Daha sonra Arap Müslümanlar ile Arap olmayan Müslümanlar arasında ikinci bir bölünme daha yaşandı.
Arap olmayanlar arasında üçüncü bir bölünme, ilk dönemde din değiştiren Müslümanlar (Kadim el-İslam) ile sonraki dönemde din değiştiren Müslümanlar (Cedid el-İslam) arasında ortaya çıkmıştır.
İslam Hindistan’ında Kast sistemi
İslami fetihler ile Hindistana gelen Türk kökenli hükümdarlar bile Hindistan’da var olan kast sistemini benimsemiş, bunlara sadece kendi özelliklerini eklemiştir. Örneğin Delhi sultanlığı döneminde “Begh”, “Yigit”, “Turk”, “Tatar” gibi ünvanlar zaman içinde kast sisteminin tabakaları arasında sayılmaya başlanmıştır.
Hindistan’da ülkeyi ele geçiren fatihler ve yabancı kökenli Müslümanlar “eşraf” (soylu) olarak kabul edilmiş, buna karşılık Hindu dinindeki yerli halkın Dalit ve Shudra kastlarına ait olup Müslümanlığa geçmiş olanlar “pasmanda” olarak adlandırılmıştır. Bunlar, alt kast olmaktan kurtulamamışlardır. Pasmanda “geride kalanlar” anlamına gelmektedir.
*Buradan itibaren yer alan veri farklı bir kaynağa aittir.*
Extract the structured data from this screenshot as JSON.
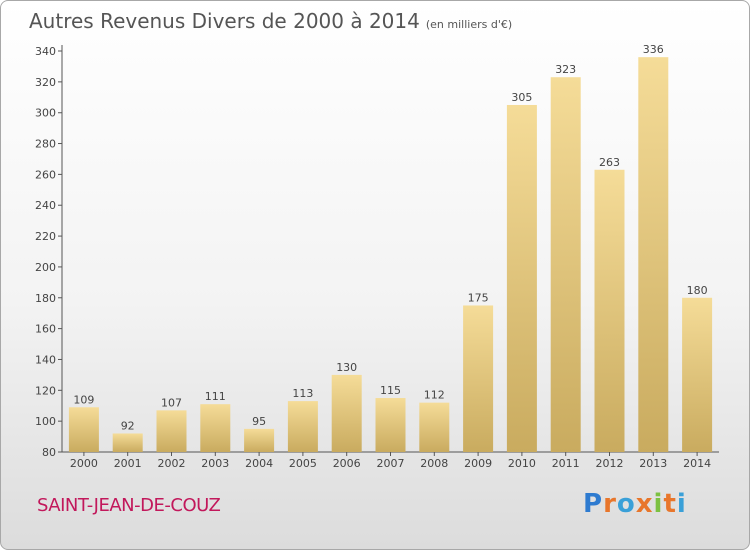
{
  "header": {
    "title": "Autres Revenus Divers de 2000 à 2014",
    "subtitle": "(en milliers d'€)"
  },
  "footer": {
    "commune": "SAINT-JEAN-DE-COUZ",
    "brand": "Proxiti",
    "brand_letters": [
      "P",
      "r",
      "o",
      "x",
      "i",
      "t",
      "i"
    ],
    "brand_colors": [
      "#2e7bd0",
      "#e8762b",
      "#3aa0d8",
      "#e8762b",
      "#7cc142",
      "#e8762b",
      "#3aa0d8"
    ]
  },
  "chart_data": {
    "type": "bar",
    "categories": [
      "2000",
      "2001",
      "2002",
      "2003",
      "2004",
      "2005",
      "2006",
      "2007",
      "2008",
      "2009",
      "2010",
      "2011",
      "2012",
      "2013",
      "2014"
    ],
    "values": [
      109,
      92,
      107,
      111,
      95,
      113,
      130,
      115,
      112,
      175,
      305,
      323,
      263,
      336,
      180
    ],
    "ylim": [
      80,
      340
    ],
    "yticks": [
      80,
      100,
      120,
      140,
      160,
      180,
      200,
      220,
      240,
      260,
      280,
      300,
      320,
      340
    ],
    "grid": false,
    "bar_color": "#e6c97a"
  }
}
Arap ve Türk kökenli olanlar üst kastlarda görüldüğü halde müslümanlığa geçmiş olan üst kast üyesi Hindular daha yüksek sınıf (unch zat) olarak kabul edildi. Yerel halktan din değiştirmiş alt kast mensubu Hindular ise alt sınıf (neech zat) olarak adlandırılırdı.

Birçok sosyal antropolog, Hinduizm’den dönen Müslümanların İslam’a kast sistemini getirdiğini ya da Müslüman yöneticilerin kendilerinin bunu benimsediğini söylemektedir.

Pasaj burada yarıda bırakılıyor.